Und einmal wird er auch jene hauchdünne Wand zerreißen, die uns jetzt von der unsichtbaren Wirklichkeit trennt. Er wird vor uns stehen in Herrlichkeit und Heiligkeit. Auch der letzte Zweifler und Skeptiker muss dann bekennen: "Herr, du bist unser Vater." Das ist Advent. Warten auf den Vater, der seine Kinder nicht lässt. Gelobt sei Gott, dieser kommende Vater, dieser hörende Vater, dieser bleibende Vater.
Mir ist dabei wieder jenes Bild des französischen Malers Burnand in den Sinn gekommen. Es ist nicht besonders bekannt und wohl auch nicht besonders bedeutend.
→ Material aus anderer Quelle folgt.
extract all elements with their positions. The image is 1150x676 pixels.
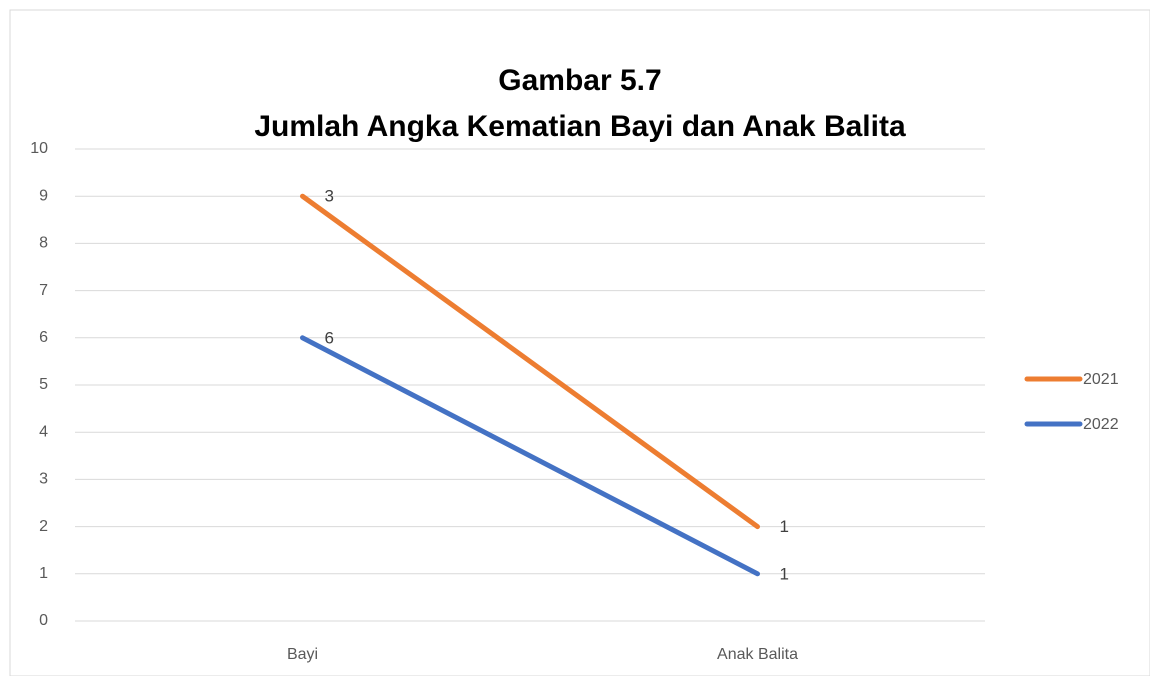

Als Kunstwerk hat es sich keinen Namen gemacht. Aber für mich ist es tief eindrücklich geblieben: "Der Vater auf der Suche nach dem Sohn." Ganz weit im Hintergrund steht sein Haus. Von dort ist er über Berge und Täler gegangen, um seinen Sohn zu suchen, von dem er nicht los kommt. Jetzt steht er auf einer kleinen Anhöhe. Die Hand hat er über die Augen gelegt. Angestrengt sucht er den Horizont ab. Seine ganze Erscheinung ist Sehnsucht, Erwartung, Liebe. Wissen Sie, dass Gott so nach Ihnen ausschaut? Jesaja hat recht: "Kein Ohr hat je gehört, kein Auge hat je gesehen, einen Gott außer dir, der so wohl tut."